Il Nathan Zuckerman che ritroviamo in Pastorale americana è un uomo vecchio e pacificato. Un laborioso eremita della letteratura, reso impotente e incontinente da una devastante operazione alla prostata. Che grande idea quella di castrare il suo alter ego! Solo un Nathan con il pannolone può svestirsi del suo narcisismo, e scoprire l’oblatività dei grandi romanzieri. Come a tutti gli impotenti, infatti, a Nathan non resta altro che guardare. Ed è quello che fa. Avidamente. Ha imparato talmente bene a guardarsi dentro che ora entrare in rapporto empatico con gli altri gli viene a dir poco naturale. C’è un passo in Pastorale americana in cui tale cambio di prospettiva si esprime in una forma grammaticale. Un passaggio repentino dalla prima persona di Nathan alla terza persona dello Svedese, il vero protagonista del romanzo. È una specie di epifania. Un atto di metempsicosi artistica.

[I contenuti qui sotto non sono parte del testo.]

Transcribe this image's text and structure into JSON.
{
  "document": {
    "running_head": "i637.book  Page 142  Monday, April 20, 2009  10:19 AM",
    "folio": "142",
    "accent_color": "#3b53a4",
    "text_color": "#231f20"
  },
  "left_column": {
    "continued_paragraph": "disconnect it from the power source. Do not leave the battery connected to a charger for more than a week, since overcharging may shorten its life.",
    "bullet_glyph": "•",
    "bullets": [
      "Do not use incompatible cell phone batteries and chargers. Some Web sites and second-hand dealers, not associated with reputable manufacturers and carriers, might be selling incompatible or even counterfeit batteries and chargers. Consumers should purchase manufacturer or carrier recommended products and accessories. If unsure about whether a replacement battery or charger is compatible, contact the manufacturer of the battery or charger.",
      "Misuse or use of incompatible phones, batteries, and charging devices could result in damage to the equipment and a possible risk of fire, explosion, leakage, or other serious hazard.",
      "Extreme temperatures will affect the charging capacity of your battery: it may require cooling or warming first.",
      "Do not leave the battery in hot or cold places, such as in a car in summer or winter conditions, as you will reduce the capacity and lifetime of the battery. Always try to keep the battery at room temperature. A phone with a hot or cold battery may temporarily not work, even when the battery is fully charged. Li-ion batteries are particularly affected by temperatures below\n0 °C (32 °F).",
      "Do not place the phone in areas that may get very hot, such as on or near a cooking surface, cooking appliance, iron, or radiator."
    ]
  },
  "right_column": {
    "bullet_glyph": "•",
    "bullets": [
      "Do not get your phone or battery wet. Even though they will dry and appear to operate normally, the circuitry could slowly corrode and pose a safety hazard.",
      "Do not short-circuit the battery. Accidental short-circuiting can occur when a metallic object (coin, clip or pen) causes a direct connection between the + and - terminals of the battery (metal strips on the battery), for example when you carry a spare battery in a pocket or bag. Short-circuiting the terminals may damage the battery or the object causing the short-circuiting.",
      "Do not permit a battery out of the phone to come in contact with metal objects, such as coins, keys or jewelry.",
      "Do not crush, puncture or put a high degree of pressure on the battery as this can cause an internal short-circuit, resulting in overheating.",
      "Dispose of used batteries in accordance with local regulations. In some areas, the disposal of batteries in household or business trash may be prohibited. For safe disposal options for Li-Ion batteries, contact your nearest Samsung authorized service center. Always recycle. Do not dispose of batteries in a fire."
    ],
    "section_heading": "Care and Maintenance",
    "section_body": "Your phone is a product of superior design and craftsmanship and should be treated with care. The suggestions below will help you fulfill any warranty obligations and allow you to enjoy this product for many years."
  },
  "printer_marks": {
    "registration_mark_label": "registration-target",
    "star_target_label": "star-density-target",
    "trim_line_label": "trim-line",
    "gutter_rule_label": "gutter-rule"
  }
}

Nathan è alla quarantacinquesima riunione degli ex allievi della sua scuola; è in pista che balla con Joy, un tempo deliziosa compagna di scuola, ora una donna alle soglie della vecchiaia. È allora che Nathan inizia a sognare il suo romanzo: «Alle note mielate di Dream mi staccai da me stesso, mi isolai dal resto della compagnia e sognai... Sognai una cronaca realistica».
Se qualcuno mi chiedesse di spiegare in poche parole perché Pastorale americana è uno dei massimi capolavori della letteratura contemporanea, probabilmente mi limiterei a leggergli il paio di frasi che ho appena citato. La generosità con cui Roth si stacca da se stesso e si concede ai suoi personaggi. È tutto qui il segreto.
Drenka Balich, Dawn e Merry Levov, Rita Cohen, Eve Frame, Delphine Roux... Sono donne, donne partorite della fervida fantasia rothiana. Con un po’ di fortuna potrebbero ritrovarsi a fare la spesa nello stesso discount. Per quel che mi riguarda, hanno la stessa presenza scenica di Fedra o di Emma Bovary. E pensare che in giro c’è ancora chi fa passare Roth per un pericoloso misogino.